Cuando estás cambiando tu energía, cuando cambias tu mentalidad y tu forma de interactuar contigo mismo, hay relaciones que comienzan a desvanecerse. La mayoría de las veces, suele suceder con seres a los que amamos profundamente, que nos han acompañado por un buen tiempo y que su partida puede ocasionarnos heridas dolorosas.

Se dice que estas heridas dejan cicatrices en el alma. Depende de nosotros si permitimos que éstas no sanen bien o que sanen de tal manera, que salga una nueva piel. Más allá de sanar las heridas, se trata de aceptar estos duelos que vienen para mostrarnos que estamos listos para movernos hacia una nueva realidad.

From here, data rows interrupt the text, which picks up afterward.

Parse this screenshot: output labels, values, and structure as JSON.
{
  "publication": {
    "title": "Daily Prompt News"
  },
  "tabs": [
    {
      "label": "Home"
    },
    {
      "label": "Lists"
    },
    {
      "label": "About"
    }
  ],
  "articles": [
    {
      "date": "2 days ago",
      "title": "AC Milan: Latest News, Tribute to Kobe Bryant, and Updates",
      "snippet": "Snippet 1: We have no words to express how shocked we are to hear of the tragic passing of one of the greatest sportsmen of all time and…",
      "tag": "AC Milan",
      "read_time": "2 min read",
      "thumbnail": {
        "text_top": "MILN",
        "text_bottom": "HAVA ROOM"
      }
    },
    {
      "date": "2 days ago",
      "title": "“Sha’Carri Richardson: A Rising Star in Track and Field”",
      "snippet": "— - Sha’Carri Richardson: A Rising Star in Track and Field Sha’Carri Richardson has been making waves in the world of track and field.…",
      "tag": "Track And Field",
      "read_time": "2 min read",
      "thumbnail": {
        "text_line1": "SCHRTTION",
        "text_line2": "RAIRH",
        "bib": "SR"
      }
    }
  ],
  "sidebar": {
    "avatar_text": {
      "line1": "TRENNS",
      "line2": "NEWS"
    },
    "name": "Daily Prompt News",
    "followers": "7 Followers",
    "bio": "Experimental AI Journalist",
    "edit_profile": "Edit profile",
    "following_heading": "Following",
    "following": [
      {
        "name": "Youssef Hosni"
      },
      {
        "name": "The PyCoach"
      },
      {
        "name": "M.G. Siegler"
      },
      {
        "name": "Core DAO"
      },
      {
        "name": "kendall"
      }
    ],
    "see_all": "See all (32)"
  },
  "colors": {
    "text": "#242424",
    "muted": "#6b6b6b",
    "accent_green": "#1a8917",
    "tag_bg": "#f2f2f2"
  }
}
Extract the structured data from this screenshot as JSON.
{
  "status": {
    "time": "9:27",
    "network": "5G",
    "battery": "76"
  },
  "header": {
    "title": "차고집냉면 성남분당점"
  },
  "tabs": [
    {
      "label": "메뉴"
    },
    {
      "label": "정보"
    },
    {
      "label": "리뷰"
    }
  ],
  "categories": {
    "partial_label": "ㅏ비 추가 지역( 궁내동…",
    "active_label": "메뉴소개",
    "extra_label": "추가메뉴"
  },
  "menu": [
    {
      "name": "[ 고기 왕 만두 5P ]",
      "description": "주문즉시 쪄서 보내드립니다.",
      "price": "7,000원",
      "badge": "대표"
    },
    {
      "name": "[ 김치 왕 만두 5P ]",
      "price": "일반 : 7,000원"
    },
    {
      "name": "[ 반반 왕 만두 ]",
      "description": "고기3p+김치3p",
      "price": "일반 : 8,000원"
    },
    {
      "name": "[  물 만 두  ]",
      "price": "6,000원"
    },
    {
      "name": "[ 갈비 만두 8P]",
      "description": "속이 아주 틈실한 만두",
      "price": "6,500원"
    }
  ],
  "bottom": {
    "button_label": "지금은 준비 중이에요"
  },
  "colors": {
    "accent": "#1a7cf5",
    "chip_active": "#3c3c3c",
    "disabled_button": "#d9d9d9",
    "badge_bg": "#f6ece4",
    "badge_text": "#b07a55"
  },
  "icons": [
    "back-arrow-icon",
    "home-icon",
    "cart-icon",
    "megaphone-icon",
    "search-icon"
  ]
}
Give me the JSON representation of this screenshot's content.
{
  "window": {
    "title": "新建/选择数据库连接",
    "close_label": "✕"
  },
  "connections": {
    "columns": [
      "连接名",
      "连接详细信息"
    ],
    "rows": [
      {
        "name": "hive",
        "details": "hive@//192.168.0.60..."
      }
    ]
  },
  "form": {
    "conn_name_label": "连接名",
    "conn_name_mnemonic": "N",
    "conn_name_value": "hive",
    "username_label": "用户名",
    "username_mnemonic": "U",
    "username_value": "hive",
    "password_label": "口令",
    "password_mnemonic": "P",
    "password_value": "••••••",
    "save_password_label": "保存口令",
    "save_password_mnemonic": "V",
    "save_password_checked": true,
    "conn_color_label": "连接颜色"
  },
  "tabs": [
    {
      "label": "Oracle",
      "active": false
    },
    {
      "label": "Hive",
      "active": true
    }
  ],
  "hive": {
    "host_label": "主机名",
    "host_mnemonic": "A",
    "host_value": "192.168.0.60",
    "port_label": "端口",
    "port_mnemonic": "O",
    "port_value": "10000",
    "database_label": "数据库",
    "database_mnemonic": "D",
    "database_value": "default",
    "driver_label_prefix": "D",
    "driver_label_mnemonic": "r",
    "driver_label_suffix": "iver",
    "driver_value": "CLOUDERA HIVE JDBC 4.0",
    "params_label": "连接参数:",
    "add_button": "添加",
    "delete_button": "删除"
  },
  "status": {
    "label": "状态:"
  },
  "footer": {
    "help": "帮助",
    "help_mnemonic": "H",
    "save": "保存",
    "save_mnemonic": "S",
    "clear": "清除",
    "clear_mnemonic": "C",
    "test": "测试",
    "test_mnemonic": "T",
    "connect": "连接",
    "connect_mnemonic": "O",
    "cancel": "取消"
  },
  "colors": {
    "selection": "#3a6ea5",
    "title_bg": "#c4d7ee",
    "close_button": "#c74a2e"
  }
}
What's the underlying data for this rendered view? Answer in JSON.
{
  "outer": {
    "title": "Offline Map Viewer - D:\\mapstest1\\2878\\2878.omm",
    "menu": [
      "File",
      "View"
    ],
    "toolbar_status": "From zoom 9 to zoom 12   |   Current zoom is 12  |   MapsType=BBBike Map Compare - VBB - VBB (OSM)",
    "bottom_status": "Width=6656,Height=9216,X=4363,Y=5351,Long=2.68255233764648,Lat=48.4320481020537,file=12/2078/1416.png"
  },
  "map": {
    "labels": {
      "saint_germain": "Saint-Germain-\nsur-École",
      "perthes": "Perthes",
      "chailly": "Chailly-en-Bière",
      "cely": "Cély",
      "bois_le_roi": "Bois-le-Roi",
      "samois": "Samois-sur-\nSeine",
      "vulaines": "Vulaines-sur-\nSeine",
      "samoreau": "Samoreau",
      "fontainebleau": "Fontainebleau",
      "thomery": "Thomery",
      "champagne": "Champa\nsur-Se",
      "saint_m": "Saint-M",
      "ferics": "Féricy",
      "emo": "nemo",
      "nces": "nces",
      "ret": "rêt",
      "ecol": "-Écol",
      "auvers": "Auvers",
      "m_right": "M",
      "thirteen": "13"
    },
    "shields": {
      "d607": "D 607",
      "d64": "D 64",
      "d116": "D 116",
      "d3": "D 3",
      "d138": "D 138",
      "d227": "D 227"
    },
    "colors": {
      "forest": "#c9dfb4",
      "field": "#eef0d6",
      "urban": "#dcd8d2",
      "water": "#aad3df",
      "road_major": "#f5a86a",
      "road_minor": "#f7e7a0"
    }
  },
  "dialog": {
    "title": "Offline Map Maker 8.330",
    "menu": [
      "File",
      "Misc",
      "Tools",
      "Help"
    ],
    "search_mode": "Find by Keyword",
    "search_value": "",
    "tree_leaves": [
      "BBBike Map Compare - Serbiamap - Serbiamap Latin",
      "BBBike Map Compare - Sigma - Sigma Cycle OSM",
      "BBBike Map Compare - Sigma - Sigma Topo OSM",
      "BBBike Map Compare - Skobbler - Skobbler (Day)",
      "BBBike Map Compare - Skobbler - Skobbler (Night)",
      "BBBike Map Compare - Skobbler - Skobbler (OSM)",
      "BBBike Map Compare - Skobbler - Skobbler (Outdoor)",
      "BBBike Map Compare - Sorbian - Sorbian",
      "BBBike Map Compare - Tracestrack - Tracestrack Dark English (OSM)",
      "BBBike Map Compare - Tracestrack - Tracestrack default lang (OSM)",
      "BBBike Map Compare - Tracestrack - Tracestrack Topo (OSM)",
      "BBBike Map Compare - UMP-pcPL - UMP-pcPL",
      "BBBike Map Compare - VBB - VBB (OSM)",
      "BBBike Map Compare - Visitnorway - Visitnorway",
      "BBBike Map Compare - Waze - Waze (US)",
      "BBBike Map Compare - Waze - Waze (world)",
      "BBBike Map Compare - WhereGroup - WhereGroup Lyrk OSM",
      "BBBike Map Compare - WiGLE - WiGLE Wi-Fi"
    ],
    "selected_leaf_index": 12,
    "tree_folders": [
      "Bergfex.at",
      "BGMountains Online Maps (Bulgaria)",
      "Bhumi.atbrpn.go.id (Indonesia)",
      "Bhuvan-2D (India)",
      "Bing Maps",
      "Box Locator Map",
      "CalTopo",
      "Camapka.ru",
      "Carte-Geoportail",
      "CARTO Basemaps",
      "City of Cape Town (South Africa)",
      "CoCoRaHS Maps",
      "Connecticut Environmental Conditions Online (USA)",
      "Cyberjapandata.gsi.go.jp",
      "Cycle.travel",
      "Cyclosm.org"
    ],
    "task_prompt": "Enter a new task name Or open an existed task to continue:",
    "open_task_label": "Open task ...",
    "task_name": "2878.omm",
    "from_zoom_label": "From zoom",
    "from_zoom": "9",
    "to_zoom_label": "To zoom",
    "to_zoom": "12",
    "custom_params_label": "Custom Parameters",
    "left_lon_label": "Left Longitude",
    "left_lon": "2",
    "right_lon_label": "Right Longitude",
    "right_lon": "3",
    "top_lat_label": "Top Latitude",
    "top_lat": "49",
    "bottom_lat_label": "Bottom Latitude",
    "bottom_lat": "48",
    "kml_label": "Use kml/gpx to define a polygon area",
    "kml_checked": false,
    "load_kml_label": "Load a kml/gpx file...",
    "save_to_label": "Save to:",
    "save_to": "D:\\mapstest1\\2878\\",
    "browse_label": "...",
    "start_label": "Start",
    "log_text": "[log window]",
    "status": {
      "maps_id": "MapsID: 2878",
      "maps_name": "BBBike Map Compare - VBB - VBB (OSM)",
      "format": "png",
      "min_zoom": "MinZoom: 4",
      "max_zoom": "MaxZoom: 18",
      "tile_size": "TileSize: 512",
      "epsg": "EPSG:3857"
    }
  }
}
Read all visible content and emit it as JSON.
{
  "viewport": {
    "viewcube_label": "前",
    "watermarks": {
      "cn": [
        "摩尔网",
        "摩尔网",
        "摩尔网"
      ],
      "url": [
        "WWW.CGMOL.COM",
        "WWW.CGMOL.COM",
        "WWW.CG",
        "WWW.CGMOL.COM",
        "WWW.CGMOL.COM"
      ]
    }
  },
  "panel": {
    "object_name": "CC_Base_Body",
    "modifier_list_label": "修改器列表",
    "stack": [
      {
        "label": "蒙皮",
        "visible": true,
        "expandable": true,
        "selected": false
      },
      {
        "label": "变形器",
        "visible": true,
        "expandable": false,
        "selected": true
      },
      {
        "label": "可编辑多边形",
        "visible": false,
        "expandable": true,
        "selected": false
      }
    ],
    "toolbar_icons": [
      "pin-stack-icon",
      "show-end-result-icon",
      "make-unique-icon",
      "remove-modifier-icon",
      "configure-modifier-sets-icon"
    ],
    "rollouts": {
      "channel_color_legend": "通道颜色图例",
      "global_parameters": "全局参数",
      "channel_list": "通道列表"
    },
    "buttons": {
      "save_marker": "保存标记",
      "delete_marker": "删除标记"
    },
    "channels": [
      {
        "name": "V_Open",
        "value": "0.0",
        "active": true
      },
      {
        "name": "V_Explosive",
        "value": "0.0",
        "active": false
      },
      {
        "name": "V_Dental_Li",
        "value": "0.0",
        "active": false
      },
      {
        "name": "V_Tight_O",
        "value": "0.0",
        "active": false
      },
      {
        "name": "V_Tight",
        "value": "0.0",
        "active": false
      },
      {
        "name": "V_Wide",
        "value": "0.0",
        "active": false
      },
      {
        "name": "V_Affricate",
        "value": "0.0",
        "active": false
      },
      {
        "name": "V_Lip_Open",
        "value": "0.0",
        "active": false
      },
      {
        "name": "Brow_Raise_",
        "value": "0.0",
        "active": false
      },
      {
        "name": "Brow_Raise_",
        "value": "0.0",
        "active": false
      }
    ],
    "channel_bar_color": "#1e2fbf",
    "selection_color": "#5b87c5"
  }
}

Cuando amas a otro, sientes que es una extensión tuya, es como si una parte de ti muriera con la ‘muerte de la relación.’ Por eso nos cuesta tanto dejar ir. En realidad, todos somos parte del Todo; nunca hemos estado separados. Y cuando amas a alguien se hace palpable esta conexión. Lo que debes recordar es que esa parte de ti, siempre estará contigo, de otra forma, pero lo estará. Dejarla ir significa dejarla crecer y permitirte crecer.

A veces no solo debes lidiar con el duelo en sí, sino con las reacciones que ves en ‘tu otro yo,’ muchas de éstas inexplicables y muy distantes del Ser que creías conocer. Ves al mismo ser en el espejo de tu realidad y te encuentras con otro. Esto puede llegar a ser devastador.

Es aquí donde la vida nos pide hacer el duelo con todo lo que ello implica. El duelo no sólo significa vivir plenamente el momento, dejar ir y aceptar. Significa una transformación profunda para perdonar todas aquellas cosas que nos parecen inverosímiles. Y si el duelo es fuerte, es porque ya estaba pactado desde antes. Los encuentros importantes, ya han sido acordados por las Almas antes de venir. Y así como fueron parte de un contrato, dentro del mismo también estaba acordado su disolución. Son lo que llamo, un ‘duelo anunciado.’

Venimos a recordar que ciertas experiencias las vivimos con ciertos seres que amamos para aprender, y que una vez hayamos aprendido lo que debíamos, ese ser debe partir de nuestra vida. Y cuando nos resistimos al cambio, nos estamos resistiendo a las nuevas bendiciones que el Universo tiene para nosotros.

Así es que vive el duelo con total entrega. Acéptalo y recíbelo como la mejor bendición que te pudiera llegar a pasar, aunque tu mente no la entienda. Pronto, comenzarás a vislumbrar que tu entorno cambia solo porque tu te permitiste dejar ir.